I dare say you do too, we have hoped for it so much that we have become more accustomed to the hoping than to the enjoying and it takes time to adjust ourselves. This afternoon there is to be a big public Thanksgiving, and you have already attended the service on VE day itself to thank Almighty God – so that I do not need to exhort you on the subject of being grateful that war in Europe is over.
But I expect it will not have escaped you, but in this week which brought us the great event of our times, there was also commemorated an event for which the adjective ‘great’ is too small, an event not of our times, but of all time, an eternal event that affects all mankind. Do you suppose it was chance that brought VE day into the same week as Ascension Day? I do not think it was, but whatever anyone may think about that, the resemblances which connect the two events are no less remarkable. One is a type of the other. Ascension Day was the day our Lord had been looking forward to for years, the faith that He finally held to, that that day would eventually come, sustained Him through all the worst moments of His earthly career. He knew the griefs of bereavement, the betrayals and forsaking of friends that human life abounds in.
His experience of shortage and deprivation was greater and deeper than ours could ever be, for He who was Lord of heaven and earth laid aside all His divine prerogative in order to come down and fight the battle against evil for mankind. We might almost say with all reverence, that he “existed” in the human race to fight for us. And how far off the end must’ve seemed
sometimes – when His chosen apostles were so stupid and unable to see what His mission meant, when the people of his own hometown turned against him, when crowds followed him only for the excitement of watching His miracles. But there was a day coming, a day of joy, and for that joy that was set before him, he endured. Before that day could come however, there
was the most the sorrowful and grievous happening of all. His death upon the cross. So our Lord came to his V-Day triumphant through sadness and pain, just as we do. He arrived back in heaven on Ascension day, as a victor it is true, having deserved
all a congratulation of the courts of heaven, but for all that, so different from what he was when He left heaven and came down to earth, for He came back with wounds in His hands and feet and side – let that not be forgotten by those who have come to the end of this German war wondering whether they can or ought to rejoice, because there has been so much sorrow; our
Lord’s experience is the same – the joy that was set before him was only reached through death and wounds, and yet because the right cause had been vindicated there was reason for great joy.
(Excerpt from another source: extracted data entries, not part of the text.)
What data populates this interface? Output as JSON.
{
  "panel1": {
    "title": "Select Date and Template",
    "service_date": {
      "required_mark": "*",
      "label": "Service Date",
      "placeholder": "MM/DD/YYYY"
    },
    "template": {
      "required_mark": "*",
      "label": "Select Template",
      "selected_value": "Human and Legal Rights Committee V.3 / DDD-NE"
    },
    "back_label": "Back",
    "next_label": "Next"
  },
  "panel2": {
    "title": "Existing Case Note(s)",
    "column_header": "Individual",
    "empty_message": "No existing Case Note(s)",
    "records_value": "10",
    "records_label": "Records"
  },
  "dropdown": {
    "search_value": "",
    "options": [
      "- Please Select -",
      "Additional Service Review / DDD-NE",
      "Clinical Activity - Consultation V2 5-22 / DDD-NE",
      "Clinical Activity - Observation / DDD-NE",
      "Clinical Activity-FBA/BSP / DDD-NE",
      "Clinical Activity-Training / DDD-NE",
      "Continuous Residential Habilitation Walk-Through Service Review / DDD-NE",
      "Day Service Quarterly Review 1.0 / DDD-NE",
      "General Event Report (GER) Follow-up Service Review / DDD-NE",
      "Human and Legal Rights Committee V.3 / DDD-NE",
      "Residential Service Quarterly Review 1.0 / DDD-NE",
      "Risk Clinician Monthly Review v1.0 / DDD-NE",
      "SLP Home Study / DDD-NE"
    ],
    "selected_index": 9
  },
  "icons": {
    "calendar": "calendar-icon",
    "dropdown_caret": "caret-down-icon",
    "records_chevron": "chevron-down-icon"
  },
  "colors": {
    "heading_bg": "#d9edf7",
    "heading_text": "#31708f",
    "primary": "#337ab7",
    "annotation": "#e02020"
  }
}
But our Lord still goes with us all the way – it’s wonderful how His experience always matches ours. After His ascension, the victory was His, certainly, but there was still the whole human race to re-educate and the benefits of the victory to be made available to them, and themselves to be made fit to receive those benefits. It has been a long job and it is still going on, with the Church doing the work under his direction.
Our victory in Europe is won, but there is a long job ahead to make liberty available again to everybody. But can’t you see it is a job after God‘s own heart, since he himself is doing the same thing? If God is with us, in the fight, in the sorrow, in the victory, in the rejoicing, in the reconstruction – if God is with us, who can be against us?